Why didn’t the career choices of these professionals pan out, despite having high intelligence and a commitment to work hard? Why aren’t their stellar credentials and advanced degrees making the road any less bumpy than they imagined? Some say that it feels like they’re trapped in Hitchcock movie, their dreams turned into nightmares once they landed in the future they thought they wanted.

You may find it interesting that these really smart people are success stories in their parent’s and friend’s eyes. Most of them are suffering their career choice problem quietly alone. It’s not easy to admit that all your hard work isn’t panning out, or that you don’t really know what you want to be.

Waking up in the wrong career in your thirties and forties stems from a problem very early in our careers, but most of us don’t get a handle on it until decades later.

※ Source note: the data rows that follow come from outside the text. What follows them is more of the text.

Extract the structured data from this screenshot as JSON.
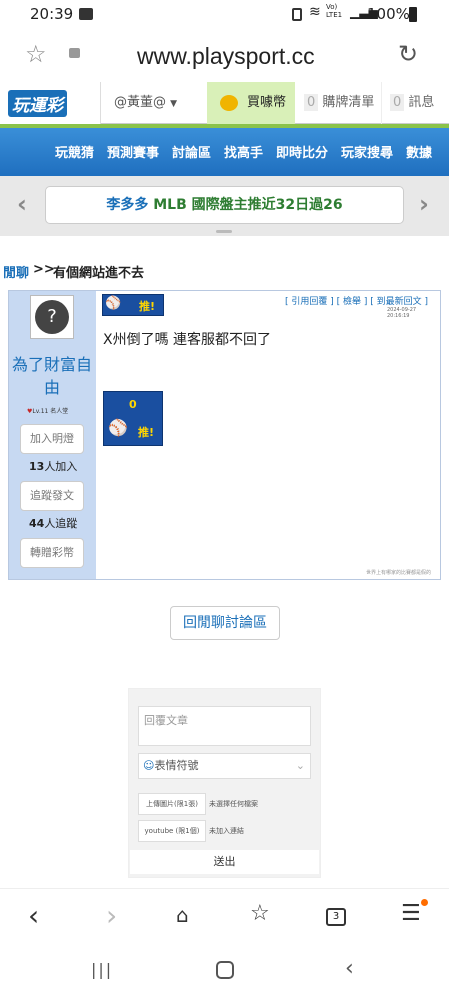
{
  "status": {
    "time": "20:39",
    "network": "Vo) LTE1",
    "battery": "100%"
  },
  "browser": {
    "url": "www.playsport.cc",
    "tabs_count": "3"
  },
  "site": {
    "logo": "玩運彩",
    "user": "@黃董@",
    "buy": "買噱幣",
    "cart_count": "0",
    "cart_label": "購牌清單",
    "msg_count": "0",
    "msg_label": "訊息",
    "menu": [
      "玩競猜",
      "預測賽事",
      "討論區",
      "找高手",
      "即時比分",
      "玩家搜尋",
      "數據"
    ]
  },
  "marquee": {
    "text_a": "李多多 ",
    "text_b": "MLB 國際盤主推近32日過26"
  },
  "breadcrumb": {
    "section": "閒聊",
    "sep": ">>",
    "title": "有個網站進不去"
  },
  "post": {
    "author": "為了財富自由",
    "level": "Lv.11 名人堂",
    "follow_btn": "加入明燈",
    "follow_count": "13",
    "follow_suffix": "人加入",
    "track_btn": "追蹤發文",
    "track_count": "44",
    "track_suffix": "人追蹤",
    "gift_btn": "轉贈彩幣",
    "push_label": "推!",
    "links": [
      "[ 引用回覆 ]",
      "[ 檢舉 ]",
      "[ 到最新回文 ]"
    ],
    "timestamp": "2024-09-27 20:16:19",
    "body": "X州倒了嗎 連客服都不回了",
    "push_count": "0",
    "push_btn_label": "推!",
    "footer_note": "世界上有哪家的比賽都是假的"
  },
  "back_btn": "回閒聊討論區",
  "reply": {
    "placeholder": "回覆文章",
    "emoji_label": "表情符號",
    "upload_btn": "上傳圖片(限1張)",
    "upload_status": "未選擇任何檔案",
    "youtube_btn": "youtube (限1個)",
    "youtube_status": "未加入連結",
    "submit": "送出"
  }
}
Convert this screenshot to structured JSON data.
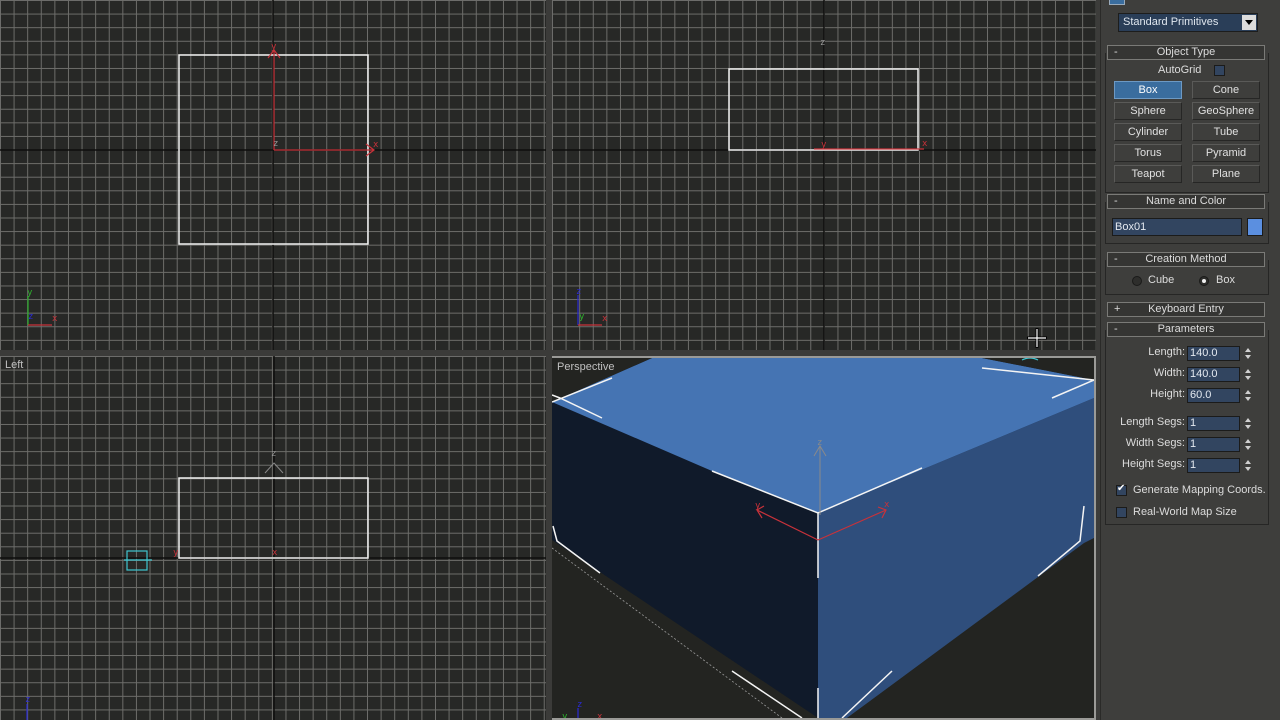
{
  "viewports": {
    "top": {
      "label": "",
      "axes": {
        "x": "x",
        "y": "y",
        "z": "z"
      }
    },
    "front": {
      "label": "",
      "axes": {
        "x": "x",
        "y": "y",
        "z": "z"
      }
    },
    "left": {
      "label": "Left",
      "axes": {
        "x": "x",
        "y": "y",
        "z": "z"
      }
    },
    "perspective": {
      "label": "Perspective",
      "axes": {
        "x": "x",
        "y": "y",
        "z": "z"
      }
    }
  },
  "colors": {
    "box_top": "#4574b3",
    "box_side_dark": "#101a2a",
    "box_side_light": "#2f4e7c",
    "axis_red": "#c8323a",
    "axis_green": "#2db02d",
    "axis_blue": "#2a2ad6",
    "selection_cyan": "#3fc6d0"
  },
  "panel": {
    "category_dropdown": "Standard Primitives",
    "object_type": {
      "title": "Object Type",
      "sign": "-",
      "autogrid_label": "AutoGrid",
      "autogrid_checked": false,
      "buttons": [
        {
          "label": "Box",
          "active": true
        },
        {
          "label": "Cone",
          "active": false
        },
        {
          "label": "Sphere",
          "active": false
        },
        {
          "label": "GeoSphere",
          "active": false
        },
        {
          "label": "Cylinder",
          "active": false
        },
        {
          "label": "Tube",
          "active": false
        },
        {
          "label": "Torus",
          "active": false
        },
        {
          "label": "Pyramid",
          "active": false
        },
        {
          "label": "Teapot",
          "active": false
        },
        {
          "label": "Plane",
          "active": false
        }
      ]
    },
    "name_and_color": {
      "title": "Name and Color",
      "sign": "-",
      "name_value": "Box01",
      "color": "#5b8fe0"
    },
    "creation_method": {
      "title": "Creation Method",
      "sign": "-",
      "options": [
        {
          "label": "Cube",
          "checked": false
        },
        {
          "label": "Box",
          "checked": true
        }
      ]
    },
    "keyboard_entry": {
      "title": "Keyboard Entry",
      "sign": "+"
    },
    "parameters": {
      "title": "Parameters",
      "sign": "-",
      "fields": [
        {
          "label": "Length:",
          "value": "140.0"
        },
        {
          "label": "Width:",
          "value": "140.0"
        },
        {
          "label": "Height:",
          "value": "60.0"
        },
        {
          "label": "Length Segs:",
          "value": "1"
        },
        {
          "label": "Width Segs:",
          "value": "1"
        },
        {
          "label": "Height Segs:",
          "value": "1"
        }
      ],
      "checkboxes": [
        {
          "label": "Generate Mapping Coords.",
          "checked": true
        },
        {
          "label": "Real-World Map Size",
          "checked": false
        }
      ]
    }
  }
}
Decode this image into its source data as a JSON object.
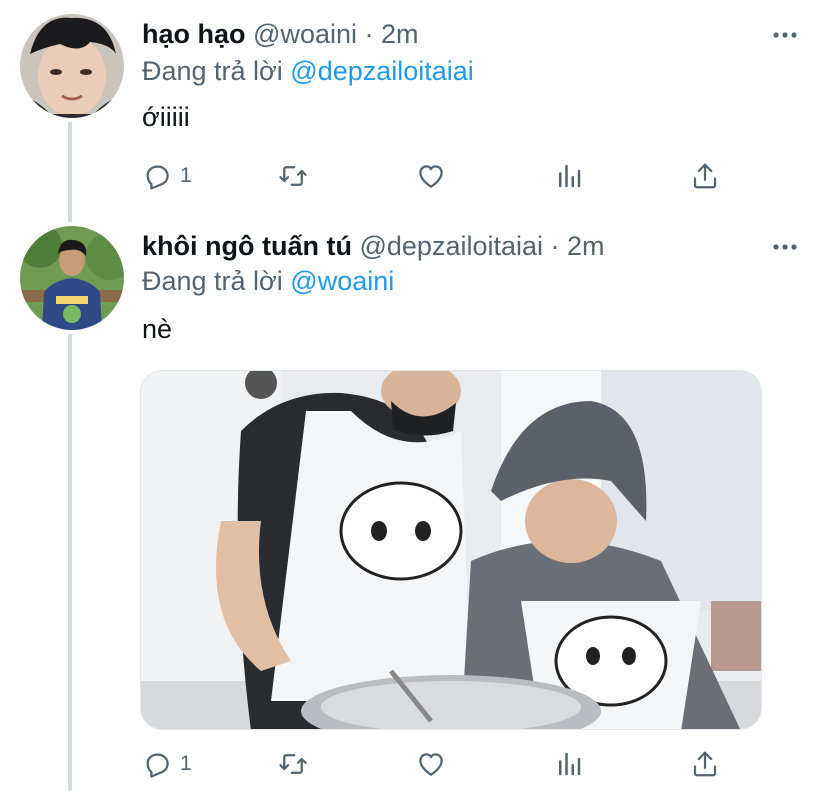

Many of my clients say that they knowingly went to college without a clear sense of direction, they didn’t want to miss that opportunity, so they crossed their fingers and hoped that things would eventually work out. To hedge their bets, they often stumbled their way onto career paths that seemed like a good idea at the time.

Corey Taylor, rock star, offers an unconventional solution that fits my principle for making good career choices:

“Forget about your (childhood) dreams. Figure out what you’re really good at and pursue that instead.” 

When we approach 30 years old, we often have the realization that our younger, teenage self had dreams (or whims) that were not carefully chosen. With very limited knowledge about our natural talents and how we care to engage them in the world, the best we can do is guess or wing together a “career story” that is largely untested in reality or experience. For many of us, a “career choice” is more like marrying someone we hooked up with for a one night stand. Yikes!